When I was but a wee lad with no significant publications to my name I fell for one of the oldest tricks in the publishing industry. I know there are some aspiring authors who listen to the gibberish I spout at all times, so this might help someone not fall into the same trap that I did.
I'm not known for my poetry. Well, except for both volumes of Shit Poems. But for a brief period of my life, around high school and college, I tried my hand at writing serious poems. The reason I don't do that anymore is because, not to put too fine a point on it, they sucked donkeyballs.
So imagine my surprise when a poetry book--full length, not some zine or journal--wanted to publish a poem I'd won a minor award for during high school. I've hit the big time, baby!
Shockingly enough, the National Poetry Library is still around ripping off young poets who are wet behind the ears.

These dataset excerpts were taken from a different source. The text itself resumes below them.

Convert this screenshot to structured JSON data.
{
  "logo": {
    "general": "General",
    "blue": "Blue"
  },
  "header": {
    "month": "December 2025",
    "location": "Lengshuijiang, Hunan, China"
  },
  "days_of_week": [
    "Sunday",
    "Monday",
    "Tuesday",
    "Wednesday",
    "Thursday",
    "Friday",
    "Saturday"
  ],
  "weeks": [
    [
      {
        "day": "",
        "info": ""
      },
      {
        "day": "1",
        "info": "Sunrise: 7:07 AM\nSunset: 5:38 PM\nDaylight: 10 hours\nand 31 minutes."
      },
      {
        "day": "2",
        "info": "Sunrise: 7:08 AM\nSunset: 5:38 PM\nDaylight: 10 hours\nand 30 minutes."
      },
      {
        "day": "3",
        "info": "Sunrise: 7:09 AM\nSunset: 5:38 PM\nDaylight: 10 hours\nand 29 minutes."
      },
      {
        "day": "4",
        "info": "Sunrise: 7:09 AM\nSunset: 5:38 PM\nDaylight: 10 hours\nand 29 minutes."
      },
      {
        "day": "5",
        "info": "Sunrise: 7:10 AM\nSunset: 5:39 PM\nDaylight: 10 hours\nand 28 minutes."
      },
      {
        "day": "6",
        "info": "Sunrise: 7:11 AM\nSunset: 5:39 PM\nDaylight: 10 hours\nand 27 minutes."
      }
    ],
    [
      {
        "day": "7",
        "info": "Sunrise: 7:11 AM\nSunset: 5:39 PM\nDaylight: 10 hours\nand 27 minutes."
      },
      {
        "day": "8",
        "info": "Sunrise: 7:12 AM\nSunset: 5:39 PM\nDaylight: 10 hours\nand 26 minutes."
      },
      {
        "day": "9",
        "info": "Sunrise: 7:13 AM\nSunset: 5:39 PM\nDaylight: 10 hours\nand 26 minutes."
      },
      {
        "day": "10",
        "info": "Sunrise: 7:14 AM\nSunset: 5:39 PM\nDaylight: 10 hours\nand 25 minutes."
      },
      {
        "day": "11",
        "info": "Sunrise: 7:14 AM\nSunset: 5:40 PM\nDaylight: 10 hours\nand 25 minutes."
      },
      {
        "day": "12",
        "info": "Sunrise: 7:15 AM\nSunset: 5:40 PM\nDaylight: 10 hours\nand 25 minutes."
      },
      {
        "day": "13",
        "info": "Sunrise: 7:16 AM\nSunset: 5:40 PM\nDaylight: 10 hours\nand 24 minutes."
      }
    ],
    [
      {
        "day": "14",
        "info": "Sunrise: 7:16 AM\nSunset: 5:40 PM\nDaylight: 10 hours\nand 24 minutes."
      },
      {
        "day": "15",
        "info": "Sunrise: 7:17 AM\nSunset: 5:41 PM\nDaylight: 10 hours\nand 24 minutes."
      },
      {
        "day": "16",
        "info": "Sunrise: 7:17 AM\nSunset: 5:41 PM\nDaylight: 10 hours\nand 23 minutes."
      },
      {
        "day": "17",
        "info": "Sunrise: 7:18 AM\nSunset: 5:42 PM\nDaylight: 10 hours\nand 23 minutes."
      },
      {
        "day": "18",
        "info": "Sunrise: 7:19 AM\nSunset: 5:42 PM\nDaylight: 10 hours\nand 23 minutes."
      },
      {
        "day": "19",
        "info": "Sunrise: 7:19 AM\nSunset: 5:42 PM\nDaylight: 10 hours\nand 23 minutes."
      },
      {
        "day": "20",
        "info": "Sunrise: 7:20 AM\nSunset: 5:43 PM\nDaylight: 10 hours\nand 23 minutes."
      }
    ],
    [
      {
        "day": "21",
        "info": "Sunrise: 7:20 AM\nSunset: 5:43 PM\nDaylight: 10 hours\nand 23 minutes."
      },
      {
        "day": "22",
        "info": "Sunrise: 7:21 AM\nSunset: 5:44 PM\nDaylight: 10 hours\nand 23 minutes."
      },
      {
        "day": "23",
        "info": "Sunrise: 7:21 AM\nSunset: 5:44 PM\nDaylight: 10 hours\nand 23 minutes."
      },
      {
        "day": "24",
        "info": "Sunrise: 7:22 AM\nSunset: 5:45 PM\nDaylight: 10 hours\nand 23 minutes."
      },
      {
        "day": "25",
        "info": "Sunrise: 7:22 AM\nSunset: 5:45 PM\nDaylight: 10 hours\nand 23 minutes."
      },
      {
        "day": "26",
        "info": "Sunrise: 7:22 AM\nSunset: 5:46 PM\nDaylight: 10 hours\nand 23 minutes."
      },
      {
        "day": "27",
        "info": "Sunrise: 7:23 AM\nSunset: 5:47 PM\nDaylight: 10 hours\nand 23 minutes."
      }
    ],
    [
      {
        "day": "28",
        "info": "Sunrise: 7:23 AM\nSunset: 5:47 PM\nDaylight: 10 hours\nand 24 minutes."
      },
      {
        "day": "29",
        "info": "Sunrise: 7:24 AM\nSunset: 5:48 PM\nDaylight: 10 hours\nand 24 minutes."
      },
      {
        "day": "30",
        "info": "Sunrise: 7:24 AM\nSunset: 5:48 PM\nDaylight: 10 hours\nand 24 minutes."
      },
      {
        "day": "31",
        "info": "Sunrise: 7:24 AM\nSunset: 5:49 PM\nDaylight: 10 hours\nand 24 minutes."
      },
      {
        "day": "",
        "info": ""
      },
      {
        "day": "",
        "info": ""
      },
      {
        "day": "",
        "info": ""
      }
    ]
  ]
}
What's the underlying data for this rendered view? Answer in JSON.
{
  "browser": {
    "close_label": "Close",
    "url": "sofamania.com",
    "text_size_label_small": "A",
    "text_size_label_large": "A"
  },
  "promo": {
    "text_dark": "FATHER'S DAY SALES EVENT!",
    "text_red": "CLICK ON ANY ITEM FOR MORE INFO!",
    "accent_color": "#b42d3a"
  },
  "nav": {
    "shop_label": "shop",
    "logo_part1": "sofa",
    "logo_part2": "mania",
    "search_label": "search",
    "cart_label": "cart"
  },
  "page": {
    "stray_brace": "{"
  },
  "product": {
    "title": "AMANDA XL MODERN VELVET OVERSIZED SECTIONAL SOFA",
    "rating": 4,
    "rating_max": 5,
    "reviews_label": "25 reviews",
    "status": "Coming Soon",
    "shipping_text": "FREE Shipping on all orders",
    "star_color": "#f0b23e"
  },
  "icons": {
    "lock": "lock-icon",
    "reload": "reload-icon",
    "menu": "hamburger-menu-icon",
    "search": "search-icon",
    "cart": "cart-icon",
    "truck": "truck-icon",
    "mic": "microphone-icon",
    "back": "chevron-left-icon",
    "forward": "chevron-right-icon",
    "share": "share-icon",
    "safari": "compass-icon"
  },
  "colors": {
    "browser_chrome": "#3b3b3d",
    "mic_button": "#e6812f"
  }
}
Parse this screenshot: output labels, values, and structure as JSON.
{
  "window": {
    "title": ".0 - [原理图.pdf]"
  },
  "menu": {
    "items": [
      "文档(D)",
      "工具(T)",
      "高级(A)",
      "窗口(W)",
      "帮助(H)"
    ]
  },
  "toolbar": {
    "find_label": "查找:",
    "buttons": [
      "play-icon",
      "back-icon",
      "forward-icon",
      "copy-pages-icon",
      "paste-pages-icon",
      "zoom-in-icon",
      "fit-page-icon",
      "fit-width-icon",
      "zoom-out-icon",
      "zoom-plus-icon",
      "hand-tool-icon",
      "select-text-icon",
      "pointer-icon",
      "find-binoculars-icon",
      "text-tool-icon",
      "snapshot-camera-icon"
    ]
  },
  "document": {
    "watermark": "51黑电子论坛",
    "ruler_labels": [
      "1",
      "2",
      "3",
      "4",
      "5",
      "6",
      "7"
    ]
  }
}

The way it works is, you submit a poem for one of their contests. You don't win the contest, but they want to publish your poem anyway. No charge to you. However, if you want a copy of the book, it is extraordinarily expensive. $80 for one copy, if I remember correctly. I'm sure inflation has driven that up into the triple digits by now.
Everyone I talked to said this was a scam, and I ignored each and every one of them up to and including my creative writing professor at the time. Whoops! But I got the book and was surprised by how many poems were in it. Looking back, I'm not that surprised. You know what PT Barnum said about suckers, and one of them was definitely born on July 25, 1978 to Frank Bruni and Kathy Kopoulos at Elmhurst Memorial Hospital at around 2 am.
But I wasn't entirely stupid. Just, you know, mostly stupid. I decided to test everyone else's theory by writing the absolute worst poem I could possibly think of and sending it to their contest the next year. It was so fucking atrocious. I might have posted it a while back just so people could gasp in horror and say, "My word." But I'm high and don't feel like looking for it. It might not be there, anyway.
If they rejected me, I prepared to howl my vindication at all the naysayers. But you already know what happened. They accepted this piece of shit poem that doesn't even rate being included in a chapbook called Shit Poems. I was soooooo angry. Back then I really fucking hated being wrong.
So. Lesson learned. No harm but certainly some foul.